= Papi (tribe) =

Lur tribe in Iran

The Papi (پاپی) are a Lur tribe living mainly in southwestern Iran. The Papi tribe is one of the tribes of Bala Gariva and speak a Luri dialect. The tribe are mostly Shia Muslims.

==History==
Some suggested that the name of the Papi tribe derived from Papa-Dinar, reportedly the ancestor of the tribe, who lived in the 13th century and was buried in the Hashtad-Pahlav Mountain in the traditional Papi territory. Others claimed it came from Papi-Morad, reportedly the name of a disciple of Shahzadeh Ahmad, son of Musa Kazem, who came with him to Lorestan. Some sources mentioned the Papi tribe synonymously as servants of Shahzadeh Ahmad. Others claimed the name Papi was linked to the Luri term for "grandfather". Some claimed that historically the usage of the term "Lur" among the Papi "connoted only the average tribesmen, not the elite."

The Papi were one of the Lur tribes of Bala Gariva, and spoke Luri.

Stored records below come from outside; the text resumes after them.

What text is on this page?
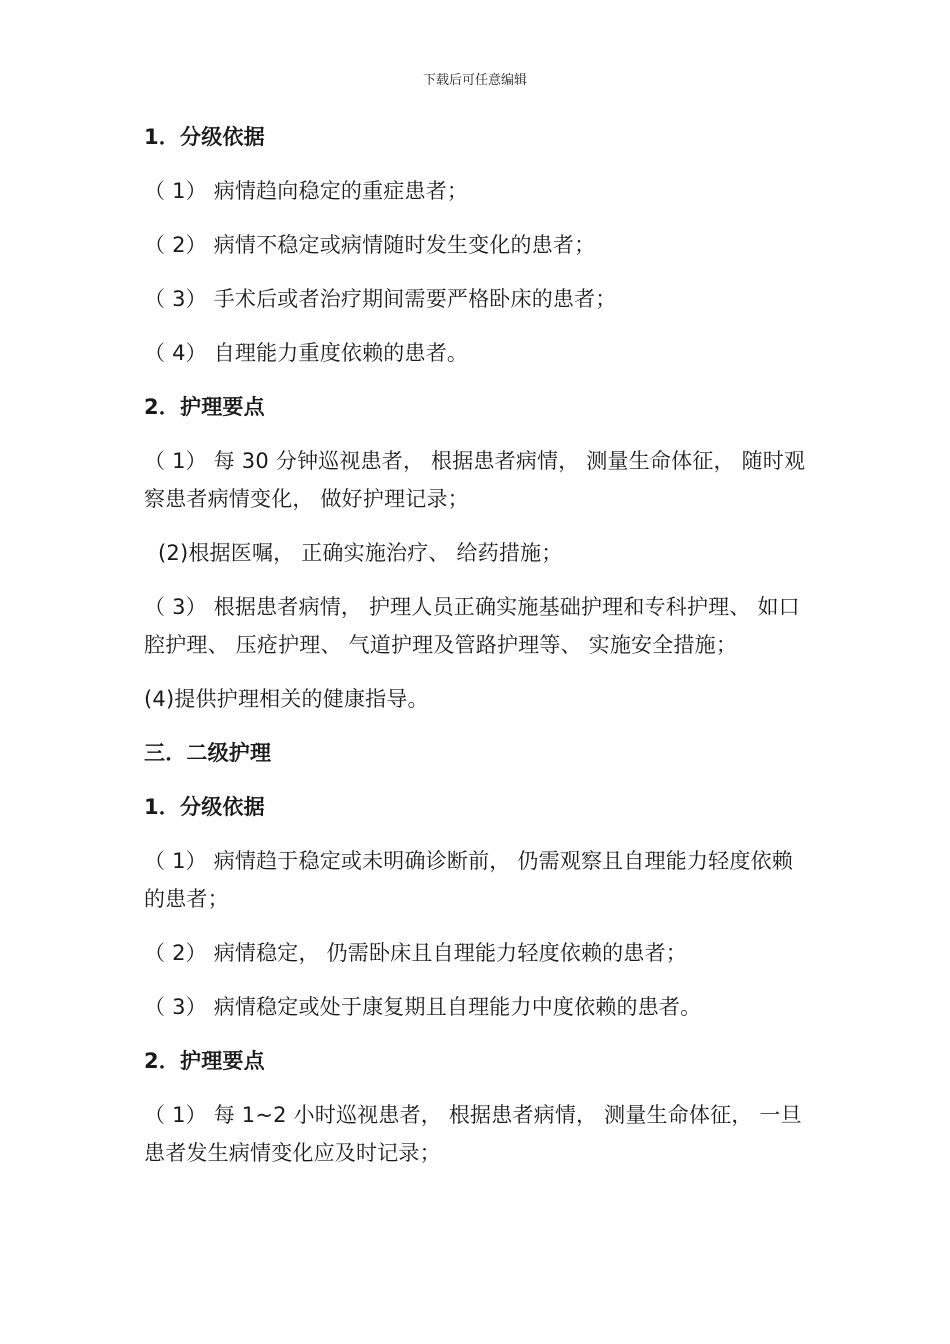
下载后可任意编辑

1．分级依据

（ 1） 病情趋向稳定的重症患者；

（ 2） 病情不稳定或病情随时发生变化的患者；

（ 3） 手术后或者治疗期间需要严格卧床的患者；

（ 4） 自理能力重度依赖的患者。

2．护理要点

（ 1） 每 30 分钟巡视患者， 根据患者病情， 测量生命体征， 随时观察患者病情变化， 做好护理记录；

(2)根据医嘱， 正确实施治疗、 给药措施；

（ 3） 根据患者病情， 护理人员正确实施基础护理和专科护理、 如口腔护理、 压疮护理、 气道护理及管路护理等、 实施安全措施；

(4)提供护理相关的健康指导。

三．二级护理

1．分级依据

（ 1） 病情趋于稳定或未明确诊断前， 仍需观察且自理能力轻度依赖的患者；

（ 2） 病情稳定， 仍需卧床且自理能力轻度依赖的患者；

（ 3） 病情稳定或处于康复期且自理能力中度依赖的患者。

2．护理要点

（ 1） 每 1~2 小时巡视患者， 根据患者病情， 测量生命体征， 一旦患者发生病情变化应及时记录；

The traditional territory of the Papi tribe in Lorestan was historically known as the Papi region, and part of it was later incorporated into the Papi District. The Papi tribe traditionally neighbored the Dirakvand, Qalavand, Sagvand, Saki, Reshno, and Bakhtiari tribes. Vladimir Minorsky wrote that the encampments of the Papi tribe, south of Khorramabad, included Gerit. According to Minorsky, the Lur tribe of Papi, alongside the Sagvand and Badra'i tribes, were followers of the secretive Ahl-i Haqq religion, and added that the Papi tribe were the custodians of the tomb of Shahzadeh Ahmad, the son of Musa Kazem, and that the Papi elders wore red turbans, which he linked to Khurramite traditions. However, Edmonds wrote that he never heard of any religion among the tribes of Bala Gariva besides orthodox Shia Islam, and suggested that "the red-turbaned guardians, called Papi, of Shahzadah Ahmad" had no connection with the Papi tribe. The tomb was located near Andimeshk. Other sources describes the Papi as orthodox Shia Muslims who rejected Ahl-i Haqq tendencies. Nevertheless, the Papi tribe, like the other Lurs, historically held a veneration for Shahzadeh Ahmad.

The Papi occupied Darreh Nasab, the traditional summer territory of the Baharvand, after Karim Khan Zand took some tribes, including the Baharvand, with him to Shiraz. After his death, the Baharvand returned to Darreh Nasab, and the Papi were forced to leave after heavy fighting. The Baharvand then attacked the Papi in the Taf valley and occupied that territory as well. Around that time, Haydar Khan, from the Papi tribe, was forced to flee Lorestan and became a shepherd for the Duraki tribe of the BakhtiariWhen it was discovered that he was a khan, he became leader of the Duraki tribe. The Papi were brutally suppressed during the campaigns of Reza Shah in Lorestan. Carl Feilberg conducted extensive research on the Papi tribe in 1935. The Iranian nomadic census at the start of the 21st century numbered the Papi tribe at almost 6,000 individuals.